The contradictory logics of colonialism can be understood to have been anxiety-producing in relation to bodily sovereignty, most especially for African women. However, the colonial order also enabled a challenge from within, if one was sufficiently light-footed and adept at seizing its paradoxical claim to a certain ethics. Strategies exploiting the colonial state’s logical gaps were deployed by African women far earlier than imagined, judging by the experience of Adelina Wari, adult by the late 19th century, but completely unknown in the scholarship. Wari is present as a hitherto unnoticed trace in the colonial archive, against a contemporary dispossession and attempt at her erasure. In the name of eradicating slavery Wari was stripped of a customary inheritance in real property, and which may also have included her control of the bodies of others. In response, she evacuated earlier subjectivities for new ones, seeming to continuously reinvent herself in a tactics that evades discipline if not quite torture and incarceration. Following Wari’s subsequent appeal to the courts, the talk engages the colonial-era African imaginary in Adelina Wari’s mobile vicinities. These invoke questions about unfreedom, the possibility of freedom, and the body proper, as well as their visual and spatial entanglements with, and representations in various art media. The talk will also assert the relevance of such imaginaries for reading art elsewhere –as for instance in late twentieth-century art of Black British artist Sokari Douglas-Camp.
Biography:
Ikem Stanley Okoye is Associate Professor in the Department of Art History at the University of Delaware where he holds a joint appointment in the Africana Studies Department. Born in Nigeria, raised in part just outside Grays, Essex, he studied architecture and architectural studies at the Bartlett, University College London, before working for a PhD in History of Art and Architecture at the Massachusetts Institute of Technology (or MIT), Cambridge, Massachusetts. Okoye’s work currently focuses on the intersections of art, architecture and landscapes in Africa, leap-frogging from the present into the precolonial period era of the trans-Atlantic slave trade –all of which he sometimes describes as art’s complexity in the vicinity of “architecture”. Professor Okoye has received grant and fellowships over his career that have included the Canadian Centre for Architecture (a Mellon funded grant, 2019), the Rockefeller Foundation, the Institute for Advanced Study at Princeton, and the Modern Oriental Institute, Berlin among others. Okoye’s work on the conjunctures of both African, American and European histories of art, architecture, photography and film, is published in several journals both traditional and digital, including the Art Bulletin; the Harvard Architectural Review; Interventions– a journal of Postcolonial Studies; RES: Journal of Anthropology and Aesthetics, and Critical Interventions, as well as in edited books and online platforms that have included African Mobilities –This is Not a Refugee Camp Exhibition (Mpho Matsipa, ed.); Cultural Landscape Heritage in Sub-Saharan Africa (John Beardsley, ed.); Art History and Fetishism Abroad (Kersten Meincke and Gabriel Genge, eds.); Strangers, Diasporas, Exiles (Kobena Mercer [ed.]; and The Anthropologies of Art (Mariet Westermann, ed.). Okoye has served on the Editorial Board of the Art Bulletin and other journals, and on the advisory boards of many others. He has been the national Chair of the Association of African Studies Programs, a voluntary association of tertiary institutions in the United States with Programs or Departments focused on the study of all things Africa-related. Okoye has two books in progress, the one most likely to be published first (2020) being the title Hideous Architecture through Brill Academic Publishers, Leiden.

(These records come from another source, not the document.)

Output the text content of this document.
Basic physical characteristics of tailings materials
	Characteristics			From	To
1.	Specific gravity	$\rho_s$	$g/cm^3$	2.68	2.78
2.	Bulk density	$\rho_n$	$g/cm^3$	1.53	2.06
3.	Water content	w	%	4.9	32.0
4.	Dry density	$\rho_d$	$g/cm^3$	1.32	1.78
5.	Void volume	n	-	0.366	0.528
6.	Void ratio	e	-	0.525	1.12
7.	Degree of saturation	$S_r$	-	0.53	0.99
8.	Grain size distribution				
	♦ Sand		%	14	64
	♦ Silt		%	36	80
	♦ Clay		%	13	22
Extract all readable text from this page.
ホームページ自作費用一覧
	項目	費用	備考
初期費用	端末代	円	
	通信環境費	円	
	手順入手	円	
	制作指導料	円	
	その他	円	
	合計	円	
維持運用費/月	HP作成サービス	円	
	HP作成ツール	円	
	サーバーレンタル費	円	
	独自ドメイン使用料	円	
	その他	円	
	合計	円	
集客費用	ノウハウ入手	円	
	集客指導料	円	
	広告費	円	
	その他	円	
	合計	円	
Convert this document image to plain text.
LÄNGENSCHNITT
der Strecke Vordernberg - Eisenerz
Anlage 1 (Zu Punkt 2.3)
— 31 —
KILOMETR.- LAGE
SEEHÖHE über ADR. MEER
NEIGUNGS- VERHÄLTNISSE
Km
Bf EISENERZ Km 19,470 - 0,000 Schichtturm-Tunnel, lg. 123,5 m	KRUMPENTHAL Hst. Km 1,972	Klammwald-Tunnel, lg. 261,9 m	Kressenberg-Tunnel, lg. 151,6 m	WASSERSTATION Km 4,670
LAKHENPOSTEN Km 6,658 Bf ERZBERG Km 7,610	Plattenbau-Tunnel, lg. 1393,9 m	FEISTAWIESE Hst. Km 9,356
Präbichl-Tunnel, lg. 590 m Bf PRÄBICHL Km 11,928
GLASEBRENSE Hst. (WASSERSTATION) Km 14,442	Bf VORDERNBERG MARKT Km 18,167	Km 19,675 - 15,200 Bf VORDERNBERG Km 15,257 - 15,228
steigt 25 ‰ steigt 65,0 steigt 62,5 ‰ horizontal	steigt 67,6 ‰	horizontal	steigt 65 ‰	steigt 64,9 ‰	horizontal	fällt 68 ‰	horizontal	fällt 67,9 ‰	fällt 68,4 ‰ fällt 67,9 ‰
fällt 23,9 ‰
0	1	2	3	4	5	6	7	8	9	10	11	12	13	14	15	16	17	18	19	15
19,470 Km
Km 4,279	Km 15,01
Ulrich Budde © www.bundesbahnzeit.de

Organised by Dr Sussan Babaie (The Courtauld) and Dr Scott Nethersole (The Courtauld)
The Frank Davis Memorial Lecture Series:
The Frank Davis Memorial Lecture Series is one of two annual distinguished lecture series at The Courtauld. This series was established in 1989, as a result of a bequest from the F.M. Kirby Foundation, in honour of Frank Davis, who was a critic for Country Life magazine. The bequest has allowed The Courtauld to invite internationally renowned scholars to come to the institute to speak about their work in a public forum.